These slingshots are beautiful to look at, feel great in the hand and sling even better! I would like to ask Charles and Dayhiker, would it be ok with you guys if we made a few of these suckers to sell?


----------



## Charles (Aug 26, 2010)

Personally I have no objection.

Cheers ..... Charles


----------



## Adirondack Kyle (Aug 20, 2012)

I really like those too, Charles and dayhiker collaboration!
Def a future classic!!


----------



## BC-Slinger (Jan 6, 2013)

I have recently made a third one, but have a special plan for that one before I get one to sell on the forum.

Cheers

BC-Slinger


----------



## SharpshooterJD (Oct 9, 2012)

These are all so gorgeous! How did you get such a good finish on them?


----------



## BC-Slinger (Jan 6, 2013)

sharpshooterJD said:


> These are all so gorgeous!
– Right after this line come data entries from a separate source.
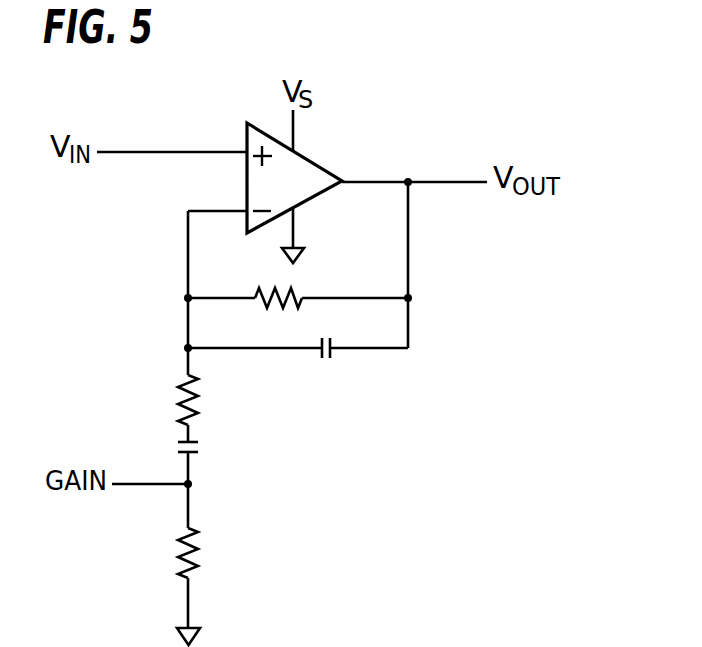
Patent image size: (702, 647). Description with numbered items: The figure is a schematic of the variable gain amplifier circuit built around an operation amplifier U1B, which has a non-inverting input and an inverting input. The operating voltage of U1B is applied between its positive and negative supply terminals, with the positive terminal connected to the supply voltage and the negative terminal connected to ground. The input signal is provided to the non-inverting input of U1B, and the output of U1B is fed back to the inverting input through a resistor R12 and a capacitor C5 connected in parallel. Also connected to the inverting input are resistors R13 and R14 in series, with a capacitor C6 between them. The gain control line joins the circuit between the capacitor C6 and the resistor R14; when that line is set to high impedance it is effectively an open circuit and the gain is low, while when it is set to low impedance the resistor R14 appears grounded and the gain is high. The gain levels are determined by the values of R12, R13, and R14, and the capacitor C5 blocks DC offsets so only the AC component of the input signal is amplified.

The operation amplifier U1B is at (302, 178).
The resistor R12 is at (278, 313).
The capacitor C5 is at (323, 364).
The resistor R13 is at (161, 400).
The capacitor C6 is at (205, 447).
The resistor R14 is at (161, 553).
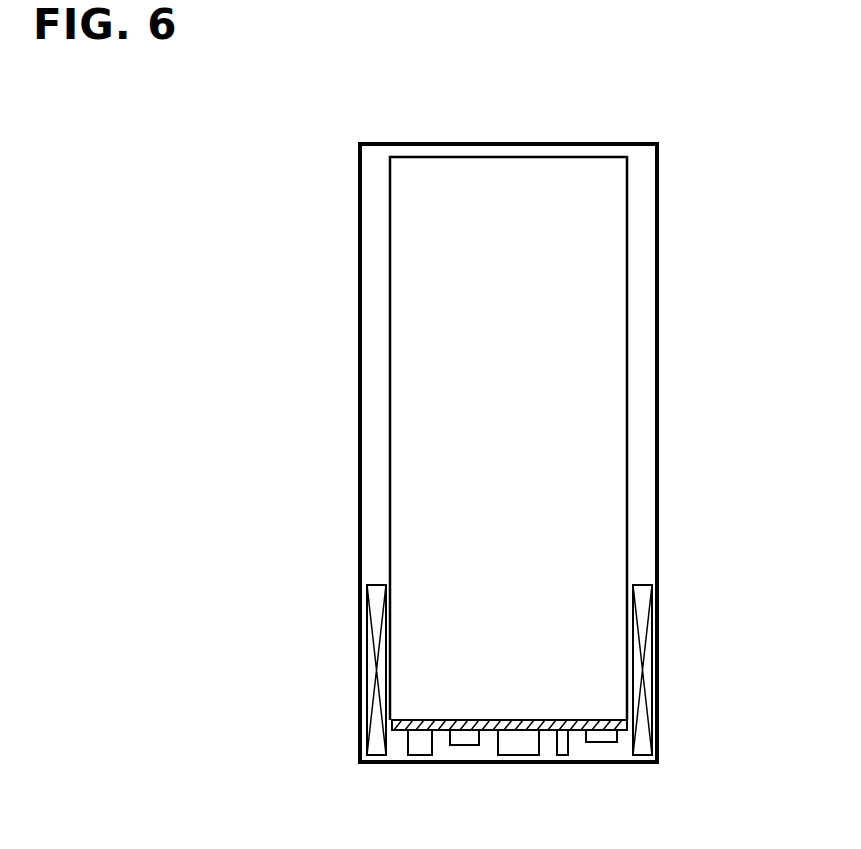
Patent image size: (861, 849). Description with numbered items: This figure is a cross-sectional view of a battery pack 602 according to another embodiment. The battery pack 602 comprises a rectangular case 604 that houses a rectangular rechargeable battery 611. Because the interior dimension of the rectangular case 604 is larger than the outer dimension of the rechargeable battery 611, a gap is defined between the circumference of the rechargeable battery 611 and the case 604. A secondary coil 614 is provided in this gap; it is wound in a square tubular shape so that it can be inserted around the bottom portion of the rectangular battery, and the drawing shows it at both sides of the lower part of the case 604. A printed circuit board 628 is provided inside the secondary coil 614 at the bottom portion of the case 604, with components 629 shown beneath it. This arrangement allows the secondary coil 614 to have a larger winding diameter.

The battery pack 602 is at (680, 149).
The rectangular case 604 is at (657, 302).
The rechargeable battery 611 is at (538, 445).
The secondary coil 614 is at (365, 667).
The printed circuit board 628 is at (523, 720).
The components under plate 629 is at (454, 757).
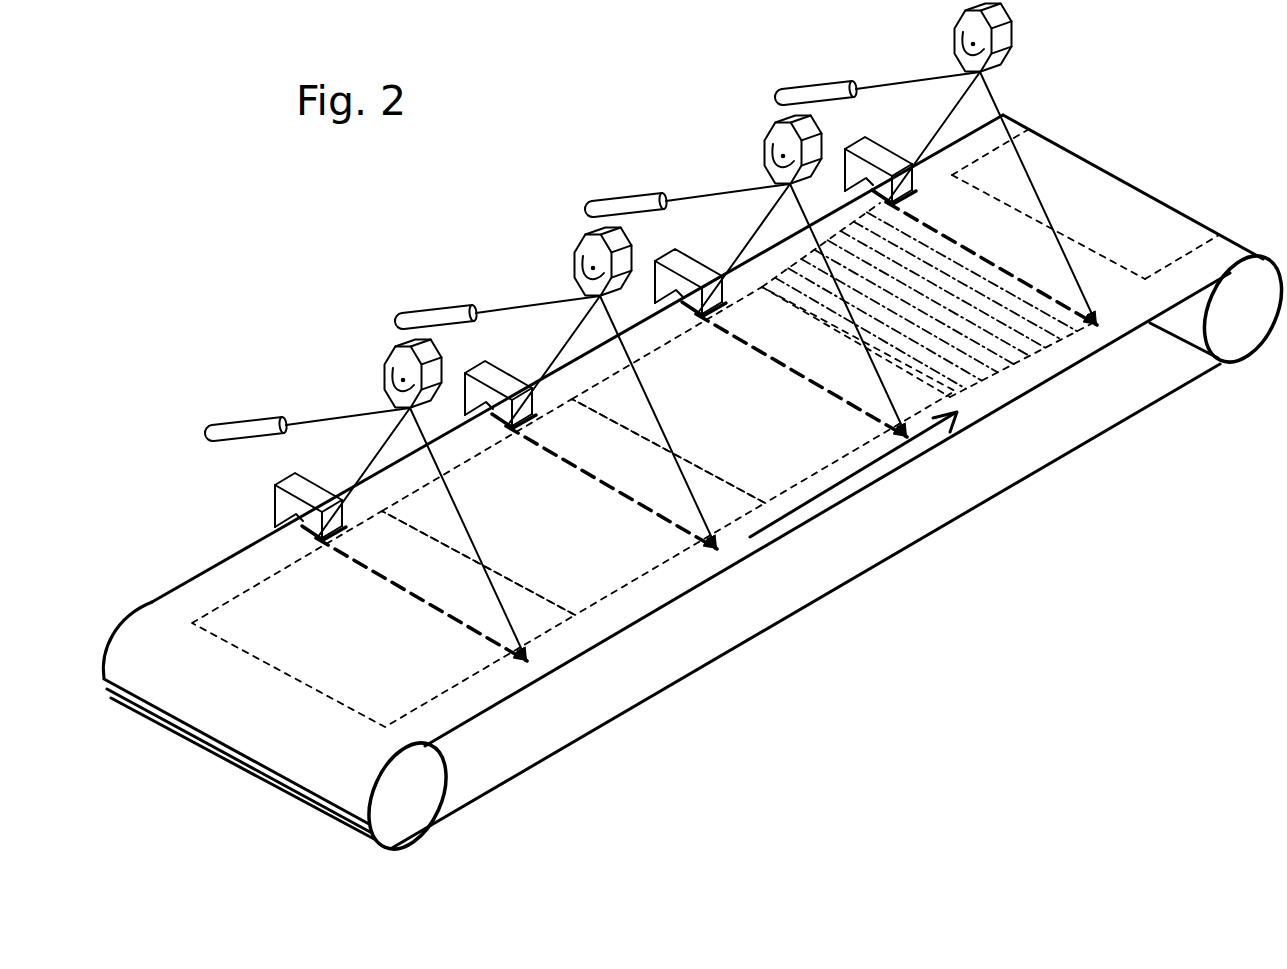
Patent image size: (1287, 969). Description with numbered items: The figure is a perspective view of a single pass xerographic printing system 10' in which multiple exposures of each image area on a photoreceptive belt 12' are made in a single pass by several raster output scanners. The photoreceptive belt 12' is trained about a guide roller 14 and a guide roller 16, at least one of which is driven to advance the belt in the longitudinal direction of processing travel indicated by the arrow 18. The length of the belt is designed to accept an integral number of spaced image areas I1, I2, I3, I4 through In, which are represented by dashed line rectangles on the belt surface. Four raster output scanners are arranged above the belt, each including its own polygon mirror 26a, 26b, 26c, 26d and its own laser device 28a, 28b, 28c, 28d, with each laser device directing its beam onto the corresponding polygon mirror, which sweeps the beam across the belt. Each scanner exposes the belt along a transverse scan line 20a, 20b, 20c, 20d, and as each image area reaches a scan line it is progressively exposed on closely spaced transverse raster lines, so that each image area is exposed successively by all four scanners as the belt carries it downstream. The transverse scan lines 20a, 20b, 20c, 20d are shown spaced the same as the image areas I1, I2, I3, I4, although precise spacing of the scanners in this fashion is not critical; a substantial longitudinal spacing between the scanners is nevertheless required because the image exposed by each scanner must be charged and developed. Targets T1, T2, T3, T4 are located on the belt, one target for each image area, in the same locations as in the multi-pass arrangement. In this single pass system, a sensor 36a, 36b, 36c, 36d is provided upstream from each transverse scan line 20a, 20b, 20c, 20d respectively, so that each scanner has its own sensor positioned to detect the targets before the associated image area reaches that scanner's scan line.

The single pass system 10' is at (695, 432).
The photoreceptive belt 12' is at (683, 481).
The guide roller 14 is at (418, 793).
The guide roller 16 is at (1250, 288).
The arrow 18 is at (890, 452).
The transverse scan line 20a is at (395, 574).
The transverse scan line 20b is at (565, 460).
The transverse scan line 20c is at (775, 352).
The transverse scan line 20d is at (970, 240).
The polygon mirror 26a is at (385, 372).
The polygon mirror 26b is at (612, 262).
The polygon mirror 26c is at (763, 148).
The polygon mirror 26d is at (1008, 47).
The laser device 28a is at (250, 425).
The laser device 28b is at (435, 313).
The laser device 28c is at (623, 200).
The laser device 28d is at (818, 90).
The sensor 36a is at (300, 488).
The sensor 36b is at (478, 388).
The sensor 36c is at (690, 243).
The sensor 36d is at (868, 147).
The target T1 is at (326, 537).
The target T2 is at (516, 425).
The target T3 is at (706, 313).
The target T4 is at (896, 200).
The image area I1 is at (338, 695).
The image area I2 is at (528, 578).
The image area I3 is at (852, 456).
The image area I4 is at (1047, 340).
The image area In is at (1097, 242).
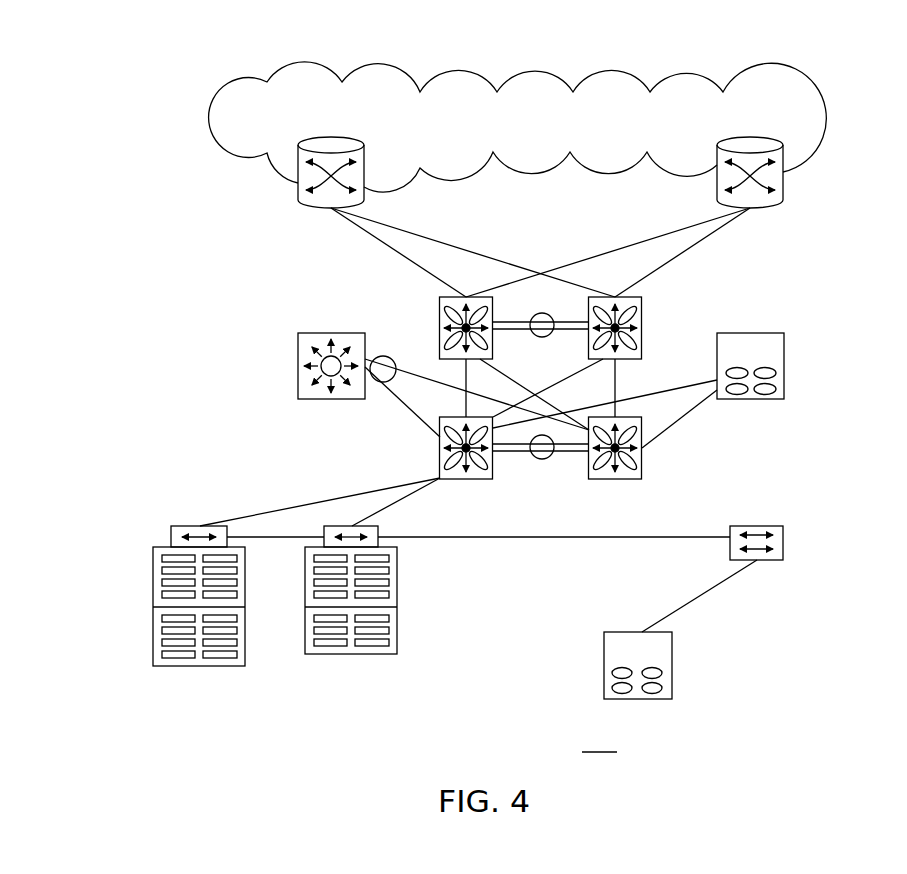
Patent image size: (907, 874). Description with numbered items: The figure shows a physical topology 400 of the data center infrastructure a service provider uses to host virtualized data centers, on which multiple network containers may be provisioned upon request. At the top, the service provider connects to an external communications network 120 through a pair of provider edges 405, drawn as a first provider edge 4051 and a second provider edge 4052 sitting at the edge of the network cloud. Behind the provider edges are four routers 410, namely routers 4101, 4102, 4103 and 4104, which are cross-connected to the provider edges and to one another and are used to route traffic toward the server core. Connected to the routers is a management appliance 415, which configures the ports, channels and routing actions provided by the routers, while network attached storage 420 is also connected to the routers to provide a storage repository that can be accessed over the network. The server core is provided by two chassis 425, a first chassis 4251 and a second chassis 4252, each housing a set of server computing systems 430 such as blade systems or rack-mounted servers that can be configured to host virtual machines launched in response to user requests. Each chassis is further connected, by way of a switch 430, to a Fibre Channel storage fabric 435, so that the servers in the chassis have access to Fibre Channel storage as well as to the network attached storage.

The topology 400 is at (148, 76).
The communications network 120 is at (790, 62).
The provider edges 405 is at (547, 184).
The provider edge 4051 is at (298, 188).
The provider edge 4052 is at (783, 188).
The routers 410 is at (536, 399).
The router 4101 is at (440, 307).
The router 4102 is at (642, 313).
The router 4103 is at (452, 478).
The router 4104 is at (603, 478).
The management appliance 415 is at (298, 345).
The network attached storage 420 is at (784, 353).
The chassis 425 is at (281, 629).
The chassis 4251 is at (178, 667).
The chassis 4252 is at (335, 655).
The server computing systems 430 is at (168, 655).
The Fibre Channel storage fabric 435 is at (672, 655).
How did you get such a good finish on them?


A whole lot of sanding!

The boiled linseed oil really brings out the wonderful colors and the grain. The Beeswax finish seals all the beauty in :thumbsup:


----------



## Tentacle Toast (Jan 17, 2013)

OMG...I would do so much sex to that slingshot...how have I overlooked this thread up til now?! Gorgeous, simply gorgeous...


----------